Saka (Osmanlı ordusu)

Günümüz dünyasında Saka (Osmanlı ordusu) her yaştan ve her kökenden insanın giderek artan ilgisini çeken bir konu haline geldi. İster tarihi bir olay, ister ünlü bir şahsiyet, isterse doğal bir olay olsun, Saka (Osmanlı ordusu) dünya çapında milyonlarca insanın dikkatini ve ilgisini çekmiştir. Bu makalede, Saka (Osmanlı ordusu)'in kökenini, sonuçlarını ve günlük yaşamın farklı yönleri üzerindeki etkisini inceleyerek etkisini ve alaka düzeyini daha ayrıntılı olarak inceleyeceğiz. Detaylı analizlerle bu konuya ışık tutmayı ve konunun günümüz dünyasındaki önemini daha net bir şekilde ortaya koymayı umuyoruz.

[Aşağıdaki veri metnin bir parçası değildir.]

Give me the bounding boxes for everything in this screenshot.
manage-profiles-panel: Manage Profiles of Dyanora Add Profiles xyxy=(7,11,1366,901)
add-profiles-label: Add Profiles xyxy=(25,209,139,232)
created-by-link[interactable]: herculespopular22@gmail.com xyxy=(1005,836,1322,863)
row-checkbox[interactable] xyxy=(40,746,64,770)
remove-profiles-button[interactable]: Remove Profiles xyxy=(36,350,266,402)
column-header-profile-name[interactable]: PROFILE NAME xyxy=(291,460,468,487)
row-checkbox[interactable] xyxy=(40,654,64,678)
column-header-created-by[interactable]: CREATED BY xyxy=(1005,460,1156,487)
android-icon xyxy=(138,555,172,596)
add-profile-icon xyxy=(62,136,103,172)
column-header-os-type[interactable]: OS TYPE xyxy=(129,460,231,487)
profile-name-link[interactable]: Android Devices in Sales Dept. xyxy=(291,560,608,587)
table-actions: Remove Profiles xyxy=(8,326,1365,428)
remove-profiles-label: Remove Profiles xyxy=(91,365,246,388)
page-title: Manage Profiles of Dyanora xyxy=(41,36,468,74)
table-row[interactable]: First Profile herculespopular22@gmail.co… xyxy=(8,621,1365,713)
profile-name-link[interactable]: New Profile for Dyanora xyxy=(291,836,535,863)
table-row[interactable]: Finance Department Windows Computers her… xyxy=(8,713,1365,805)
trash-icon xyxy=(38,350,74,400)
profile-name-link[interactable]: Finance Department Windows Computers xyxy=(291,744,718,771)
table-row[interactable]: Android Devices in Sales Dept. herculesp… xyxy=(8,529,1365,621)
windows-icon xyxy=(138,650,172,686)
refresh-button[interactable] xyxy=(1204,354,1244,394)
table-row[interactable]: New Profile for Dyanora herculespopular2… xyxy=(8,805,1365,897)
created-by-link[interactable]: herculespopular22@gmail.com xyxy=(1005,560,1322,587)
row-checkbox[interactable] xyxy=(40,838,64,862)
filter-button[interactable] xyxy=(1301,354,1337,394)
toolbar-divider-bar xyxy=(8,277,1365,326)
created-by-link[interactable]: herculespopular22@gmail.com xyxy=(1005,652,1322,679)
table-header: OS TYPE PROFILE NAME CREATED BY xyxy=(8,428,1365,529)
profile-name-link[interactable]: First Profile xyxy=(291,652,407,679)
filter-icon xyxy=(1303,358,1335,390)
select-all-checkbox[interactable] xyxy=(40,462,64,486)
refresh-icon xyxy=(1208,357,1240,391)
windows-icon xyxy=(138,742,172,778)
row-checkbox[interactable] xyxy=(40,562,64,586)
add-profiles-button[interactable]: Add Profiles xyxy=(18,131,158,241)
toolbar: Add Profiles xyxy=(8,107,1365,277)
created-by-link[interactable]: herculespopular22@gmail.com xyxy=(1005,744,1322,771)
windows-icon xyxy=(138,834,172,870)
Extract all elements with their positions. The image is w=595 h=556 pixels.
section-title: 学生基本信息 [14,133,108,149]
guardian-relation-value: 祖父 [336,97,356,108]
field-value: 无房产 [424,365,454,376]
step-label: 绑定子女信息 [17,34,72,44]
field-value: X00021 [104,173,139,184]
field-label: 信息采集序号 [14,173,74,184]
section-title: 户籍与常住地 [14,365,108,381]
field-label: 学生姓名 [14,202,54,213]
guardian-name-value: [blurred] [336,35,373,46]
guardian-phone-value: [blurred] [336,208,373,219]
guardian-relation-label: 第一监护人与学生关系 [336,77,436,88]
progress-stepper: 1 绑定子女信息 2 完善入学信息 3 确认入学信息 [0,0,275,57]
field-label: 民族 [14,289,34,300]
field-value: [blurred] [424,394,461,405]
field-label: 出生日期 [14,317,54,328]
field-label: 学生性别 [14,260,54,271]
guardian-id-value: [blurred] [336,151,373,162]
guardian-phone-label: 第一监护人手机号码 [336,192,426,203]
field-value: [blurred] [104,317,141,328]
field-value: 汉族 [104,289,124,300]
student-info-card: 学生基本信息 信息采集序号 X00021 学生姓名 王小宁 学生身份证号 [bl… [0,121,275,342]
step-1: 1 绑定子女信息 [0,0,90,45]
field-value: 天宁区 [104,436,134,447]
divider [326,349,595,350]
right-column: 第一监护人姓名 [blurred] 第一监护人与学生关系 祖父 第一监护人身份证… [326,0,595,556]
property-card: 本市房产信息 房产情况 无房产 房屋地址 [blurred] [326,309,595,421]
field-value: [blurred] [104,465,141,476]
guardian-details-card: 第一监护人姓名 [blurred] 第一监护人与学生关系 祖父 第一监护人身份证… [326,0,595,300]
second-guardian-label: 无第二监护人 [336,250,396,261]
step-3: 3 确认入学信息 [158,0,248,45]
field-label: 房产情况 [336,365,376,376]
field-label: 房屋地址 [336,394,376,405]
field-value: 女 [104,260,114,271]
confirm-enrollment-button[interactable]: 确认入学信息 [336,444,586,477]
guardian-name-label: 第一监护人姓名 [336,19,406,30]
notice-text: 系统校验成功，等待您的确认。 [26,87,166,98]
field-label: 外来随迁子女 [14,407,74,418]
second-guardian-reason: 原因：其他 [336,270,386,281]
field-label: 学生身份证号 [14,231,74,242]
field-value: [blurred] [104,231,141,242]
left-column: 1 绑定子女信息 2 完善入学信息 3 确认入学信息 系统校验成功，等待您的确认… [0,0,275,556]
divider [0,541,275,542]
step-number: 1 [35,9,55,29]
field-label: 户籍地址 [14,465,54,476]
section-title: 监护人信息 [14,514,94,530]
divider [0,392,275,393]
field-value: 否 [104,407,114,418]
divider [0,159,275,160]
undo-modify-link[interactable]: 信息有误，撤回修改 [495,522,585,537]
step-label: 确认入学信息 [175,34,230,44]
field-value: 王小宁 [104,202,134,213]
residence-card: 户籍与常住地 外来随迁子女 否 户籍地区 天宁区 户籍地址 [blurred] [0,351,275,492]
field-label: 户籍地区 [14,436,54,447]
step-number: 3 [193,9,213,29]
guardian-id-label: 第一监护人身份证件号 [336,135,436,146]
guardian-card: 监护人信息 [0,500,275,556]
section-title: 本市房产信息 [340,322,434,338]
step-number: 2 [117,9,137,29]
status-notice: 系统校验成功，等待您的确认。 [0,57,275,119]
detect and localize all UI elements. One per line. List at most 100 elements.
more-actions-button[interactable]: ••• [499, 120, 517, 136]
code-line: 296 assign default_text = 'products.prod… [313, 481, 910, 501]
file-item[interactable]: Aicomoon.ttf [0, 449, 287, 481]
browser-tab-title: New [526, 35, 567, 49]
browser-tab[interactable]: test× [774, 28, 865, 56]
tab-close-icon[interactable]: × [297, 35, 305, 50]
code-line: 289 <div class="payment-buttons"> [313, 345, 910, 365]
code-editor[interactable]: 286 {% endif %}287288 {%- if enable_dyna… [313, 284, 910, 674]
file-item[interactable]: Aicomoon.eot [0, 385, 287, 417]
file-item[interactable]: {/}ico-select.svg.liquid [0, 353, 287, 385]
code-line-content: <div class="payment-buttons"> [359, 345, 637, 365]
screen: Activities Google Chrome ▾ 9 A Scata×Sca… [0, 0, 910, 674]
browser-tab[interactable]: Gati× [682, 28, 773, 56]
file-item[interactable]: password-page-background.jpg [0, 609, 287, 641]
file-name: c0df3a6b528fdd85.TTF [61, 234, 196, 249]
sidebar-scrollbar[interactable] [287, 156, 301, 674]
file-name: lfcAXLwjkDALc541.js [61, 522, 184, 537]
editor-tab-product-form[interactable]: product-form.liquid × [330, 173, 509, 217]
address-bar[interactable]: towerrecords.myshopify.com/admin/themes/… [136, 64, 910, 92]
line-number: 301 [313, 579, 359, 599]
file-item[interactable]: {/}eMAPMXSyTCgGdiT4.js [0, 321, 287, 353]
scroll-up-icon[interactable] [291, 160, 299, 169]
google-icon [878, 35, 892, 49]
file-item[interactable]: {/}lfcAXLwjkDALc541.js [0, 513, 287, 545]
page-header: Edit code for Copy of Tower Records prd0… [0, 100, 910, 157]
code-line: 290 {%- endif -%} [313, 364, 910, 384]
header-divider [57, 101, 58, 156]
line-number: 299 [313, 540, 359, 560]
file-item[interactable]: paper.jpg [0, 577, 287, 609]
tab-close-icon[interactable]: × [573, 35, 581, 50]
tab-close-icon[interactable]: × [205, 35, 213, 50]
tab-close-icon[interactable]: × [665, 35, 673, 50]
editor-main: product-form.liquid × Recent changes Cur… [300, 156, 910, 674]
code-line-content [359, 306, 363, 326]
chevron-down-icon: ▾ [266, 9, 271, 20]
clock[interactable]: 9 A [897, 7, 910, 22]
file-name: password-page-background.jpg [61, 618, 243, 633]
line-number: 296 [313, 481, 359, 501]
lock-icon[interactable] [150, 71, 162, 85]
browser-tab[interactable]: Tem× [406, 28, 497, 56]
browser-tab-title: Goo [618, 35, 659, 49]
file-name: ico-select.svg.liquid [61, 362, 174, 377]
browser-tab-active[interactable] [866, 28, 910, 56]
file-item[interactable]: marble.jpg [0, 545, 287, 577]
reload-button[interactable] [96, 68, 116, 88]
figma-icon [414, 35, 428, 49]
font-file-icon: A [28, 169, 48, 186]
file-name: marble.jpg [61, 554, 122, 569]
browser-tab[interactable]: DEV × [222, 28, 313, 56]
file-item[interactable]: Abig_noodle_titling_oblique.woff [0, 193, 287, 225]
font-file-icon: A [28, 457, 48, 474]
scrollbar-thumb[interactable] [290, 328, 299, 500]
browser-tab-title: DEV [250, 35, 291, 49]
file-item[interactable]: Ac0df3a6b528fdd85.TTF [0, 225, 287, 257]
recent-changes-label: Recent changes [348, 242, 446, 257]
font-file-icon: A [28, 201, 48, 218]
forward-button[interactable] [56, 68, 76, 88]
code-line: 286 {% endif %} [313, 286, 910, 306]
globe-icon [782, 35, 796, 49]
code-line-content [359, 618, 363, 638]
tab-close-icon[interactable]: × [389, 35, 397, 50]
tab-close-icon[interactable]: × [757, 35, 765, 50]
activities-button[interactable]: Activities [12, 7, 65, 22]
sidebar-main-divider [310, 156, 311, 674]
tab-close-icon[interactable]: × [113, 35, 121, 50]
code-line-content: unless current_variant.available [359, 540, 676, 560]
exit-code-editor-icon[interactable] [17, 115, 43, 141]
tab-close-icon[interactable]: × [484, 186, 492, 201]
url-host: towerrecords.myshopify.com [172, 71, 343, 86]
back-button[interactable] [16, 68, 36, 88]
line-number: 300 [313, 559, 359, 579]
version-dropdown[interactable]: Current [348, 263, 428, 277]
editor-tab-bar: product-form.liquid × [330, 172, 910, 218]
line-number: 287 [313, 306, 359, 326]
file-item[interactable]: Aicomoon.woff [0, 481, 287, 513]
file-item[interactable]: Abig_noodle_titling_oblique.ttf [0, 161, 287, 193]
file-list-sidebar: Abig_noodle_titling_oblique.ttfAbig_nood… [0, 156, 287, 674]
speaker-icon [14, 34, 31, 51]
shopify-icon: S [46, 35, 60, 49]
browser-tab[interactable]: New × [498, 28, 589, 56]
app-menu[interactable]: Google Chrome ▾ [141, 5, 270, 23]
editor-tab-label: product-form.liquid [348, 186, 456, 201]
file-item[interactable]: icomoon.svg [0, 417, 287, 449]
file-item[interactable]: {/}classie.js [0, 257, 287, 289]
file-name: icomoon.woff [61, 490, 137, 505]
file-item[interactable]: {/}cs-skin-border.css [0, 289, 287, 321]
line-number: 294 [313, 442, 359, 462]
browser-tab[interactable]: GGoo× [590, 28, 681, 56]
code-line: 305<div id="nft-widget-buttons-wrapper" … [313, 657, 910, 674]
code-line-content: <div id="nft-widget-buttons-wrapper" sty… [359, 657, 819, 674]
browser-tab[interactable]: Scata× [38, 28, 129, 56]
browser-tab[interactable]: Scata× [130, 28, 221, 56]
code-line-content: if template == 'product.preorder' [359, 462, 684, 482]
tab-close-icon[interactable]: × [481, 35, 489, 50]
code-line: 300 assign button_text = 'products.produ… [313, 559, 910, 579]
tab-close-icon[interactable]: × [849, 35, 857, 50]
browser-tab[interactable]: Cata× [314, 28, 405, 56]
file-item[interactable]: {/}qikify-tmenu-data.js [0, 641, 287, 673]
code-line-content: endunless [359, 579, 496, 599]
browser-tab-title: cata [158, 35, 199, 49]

Sakalar veya Saka ocağı, Yeniçerilerin su ihtiyacını karşılamakla görevli askerlerin bağlı olduğu ocaktır. 17. yüzyılda sayıları 700 kadardı. Kışlaları Ağakapısı dışındaydı. Seferde ve barışta yeniçerilerin içme ve yıkanma suyunu sağlamakla görevliydiler. Elbise ve çakşırları deriden olup beygirlerinin iki yanına astıkları meşin kırbalarla su taşırlardı. Sakabaşına bağlıydılar. Sakabaşıdan sonra saka kethüdası rütbesi gelirdi.

Sakabaşı ve saka kethüdasının bir görevi de Dîvân-ı Hümâyun toplantılarında padişaha ve vezirlere su, şerbet vb. sunmak, toplantı sırasında yemek yenirken ibrik ve havlu tutmaktı. Saka Ocağı, 1826 yılında Yeniçeri Ocağı’nın kaldırılmasıyla ortadan kalkmıştır.

Etimoloji

Saka kelimesi, Arapça sḳy kökünden gelen ve “sucu, su veren” manasındaki سقّاء (saḳḳāˀ) sözcüğünden alıntıdır. Bu sözcük Arapça saḳā “suladı, su verdi” fiilinin faˁˁāl vezninde meslek adıdır. Bir Türk dilinde en eski kullanımı 1341'e tarihlenen ve yazarı belli olmayan Tezkiretü'l-Evliya eserinin tercümesinde yer alır. Aynı kökten saki kelimesi de türemiştir.

Kaynakça

  1. ^ "saka". Nişanyan Sözlük. 2 Ocak 2023 tarihinde kaynağından arşivlendi. Erişim tarihi: 1 Ocak 2023.